After lunch we were given some time to wander around the old town on our own. While some of our group took advantage of the tailoring, we decided to use part of our ticket to explore and ended up in a traditional chinese house.
The house was quite interesting and very pretty, however there was not a lot of information about it.
One thing that did particularly catch our eye was the marks of where flooding had come up to on previous years. It was also shown noted that if necessary everything could very quickyl be moved to the upper floor of the building in the event of a flood. The upper floor was not open to the public as it was the living area of the family.
Later in the afternoon we set off on a cycle ride around the countryside surrounding Hoi An. And let me tell you that countryside is absolutely beautiful. Fairly early on we had a close encounter with a rather large truck on a rather small road. Thankfully it wasn’t driving at the time and we were able to squeeze past.
The area we were cycling through was all agricultural and mostly arable land although there were a few cows around too. There were many people working in the fields as we past.

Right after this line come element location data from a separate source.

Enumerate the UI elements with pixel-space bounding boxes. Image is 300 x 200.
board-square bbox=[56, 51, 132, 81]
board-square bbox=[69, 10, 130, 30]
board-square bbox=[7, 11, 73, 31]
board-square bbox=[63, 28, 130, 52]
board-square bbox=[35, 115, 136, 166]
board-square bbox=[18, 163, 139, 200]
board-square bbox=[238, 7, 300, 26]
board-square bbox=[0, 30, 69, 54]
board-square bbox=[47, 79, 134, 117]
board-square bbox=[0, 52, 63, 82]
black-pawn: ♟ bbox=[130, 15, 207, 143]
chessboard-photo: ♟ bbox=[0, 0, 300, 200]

We even got a chance to watch as the rice was separated from the chaff in the road in front of us before being put into sacks.
We continued on coming across more and more bodies of water before eventually coming to the river.
At the river, some of our group opted to go on a boat back to our starting point. We decided to cycle back, which our wallets thanked us for in the morning but our legs didn’t.
We left Hoi An the next day, and while some of our group managed to get up early enough to go to a yoga session on the beach, we did not. I feel our stay in Hoi An was too short. There is far more to see and do there and I think I would like to go back some day.